Case 2: \(N_{g} \leq N_{l}(L)\) . :

Blocking factor \(N_{b} = N_{g}\) is applied for all actors in the strong component. For example, if the number of delay samples increases to 5 in Fig. 18, then blocking factor N l (L) is 5 which is equal to N g , and the schedule becomes “5A 5B (5G 5C 5D 5H) 5E 5F”. Therefore, the blocking factor can be fully utilized.

Case 3: If \(N_{g} > N_{l}(L)\) but not an integer multiple. :

One of two scheduling strategies can be applied:

  1. 1.

    The schedule for the strong component is repeated N g times using N b = 1 internally, which produces the smallest code at the cost of throughput.

  2. 2.

    The schedule is repeated with blocking factor N b = N l (L), and then once more for the remainder to N g . This improves throughput but also enlarges the code size.

When N l (L) = 2 by increasing the number of delay samples to 2, a valid schedule is “5(GCDH)” if the first strategy is followed or “2(2G 2C 2D 2H) GCDH” if the second strategy is followed. Consequently, the final schedule is either “5A5B 5(GCDH) 5E 5F” or “5A 5B 2(2G 2C 2D 2H) GCDH 5E 5F”.

Although the SSDF model is proposed to allow large blocking factors to utilize vector processing of simple operations in a node, the scheduling algorithm for SSDF is also applicable to an SDF graph in which every node has an inline style code specification.
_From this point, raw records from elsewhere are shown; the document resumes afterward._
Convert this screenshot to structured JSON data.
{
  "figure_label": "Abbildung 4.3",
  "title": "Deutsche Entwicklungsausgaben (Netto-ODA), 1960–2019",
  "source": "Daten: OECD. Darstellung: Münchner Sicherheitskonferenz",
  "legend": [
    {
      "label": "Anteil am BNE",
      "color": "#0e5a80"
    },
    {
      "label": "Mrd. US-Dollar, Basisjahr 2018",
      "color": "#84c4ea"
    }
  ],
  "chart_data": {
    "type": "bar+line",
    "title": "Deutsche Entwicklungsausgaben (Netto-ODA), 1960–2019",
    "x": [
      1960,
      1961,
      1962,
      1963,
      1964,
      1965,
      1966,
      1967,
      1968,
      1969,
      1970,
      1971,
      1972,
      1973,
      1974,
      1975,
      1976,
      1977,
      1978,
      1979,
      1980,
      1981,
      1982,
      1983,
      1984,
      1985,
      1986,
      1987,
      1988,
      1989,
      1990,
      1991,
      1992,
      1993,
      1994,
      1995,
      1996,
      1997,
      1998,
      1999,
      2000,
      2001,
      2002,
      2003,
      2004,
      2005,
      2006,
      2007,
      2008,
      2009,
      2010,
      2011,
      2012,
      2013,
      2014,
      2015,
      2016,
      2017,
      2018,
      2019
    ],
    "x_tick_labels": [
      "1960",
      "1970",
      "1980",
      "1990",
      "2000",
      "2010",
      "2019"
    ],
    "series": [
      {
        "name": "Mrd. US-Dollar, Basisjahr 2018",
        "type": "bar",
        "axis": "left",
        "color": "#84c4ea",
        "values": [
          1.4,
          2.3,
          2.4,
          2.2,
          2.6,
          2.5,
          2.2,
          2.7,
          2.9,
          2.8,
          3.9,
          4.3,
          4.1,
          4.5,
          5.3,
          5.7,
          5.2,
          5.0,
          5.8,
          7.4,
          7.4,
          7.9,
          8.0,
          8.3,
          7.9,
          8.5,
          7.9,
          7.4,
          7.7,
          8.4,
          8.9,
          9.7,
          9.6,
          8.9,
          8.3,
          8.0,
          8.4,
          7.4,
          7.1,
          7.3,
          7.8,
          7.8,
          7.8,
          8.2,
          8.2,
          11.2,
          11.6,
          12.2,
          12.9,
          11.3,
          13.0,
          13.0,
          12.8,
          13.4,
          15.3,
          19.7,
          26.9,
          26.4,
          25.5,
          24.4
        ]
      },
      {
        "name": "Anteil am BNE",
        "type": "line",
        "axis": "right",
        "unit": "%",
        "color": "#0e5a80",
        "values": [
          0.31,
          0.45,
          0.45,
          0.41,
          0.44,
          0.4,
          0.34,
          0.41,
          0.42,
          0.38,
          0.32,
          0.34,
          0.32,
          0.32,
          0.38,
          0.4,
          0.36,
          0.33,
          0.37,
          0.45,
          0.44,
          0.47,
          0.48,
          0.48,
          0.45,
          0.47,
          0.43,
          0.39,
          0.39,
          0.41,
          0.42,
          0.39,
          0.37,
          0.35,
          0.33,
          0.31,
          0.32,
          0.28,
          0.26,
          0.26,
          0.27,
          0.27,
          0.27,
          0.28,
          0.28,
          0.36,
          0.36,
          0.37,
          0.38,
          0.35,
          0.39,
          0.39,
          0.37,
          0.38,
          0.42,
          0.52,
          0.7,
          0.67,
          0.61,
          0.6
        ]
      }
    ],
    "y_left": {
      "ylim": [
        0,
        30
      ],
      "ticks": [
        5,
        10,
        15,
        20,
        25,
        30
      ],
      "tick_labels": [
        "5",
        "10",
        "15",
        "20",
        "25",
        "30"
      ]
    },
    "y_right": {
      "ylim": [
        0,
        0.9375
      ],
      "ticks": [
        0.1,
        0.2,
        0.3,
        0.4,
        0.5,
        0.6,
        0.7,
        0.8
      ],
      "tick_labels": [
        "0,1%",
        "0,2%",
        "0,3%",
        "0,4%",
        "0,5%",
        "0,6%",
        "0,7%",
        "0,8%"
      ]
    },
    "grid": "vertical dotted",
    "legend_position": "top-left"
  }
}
Without the modification of the SDF actor, the blocking factor can be applied to the SDF graph and the SDF schedule. For instance, when block factor N g  = 3 is applied to Fig. 2, a valid schedule is “9A 9D 6B 12C”. For the given schedule with the blocking factor, programs can be synthesized as shown in Fig. 5 where each loop value in the codes will be multiplied by blocking factor N g (=3).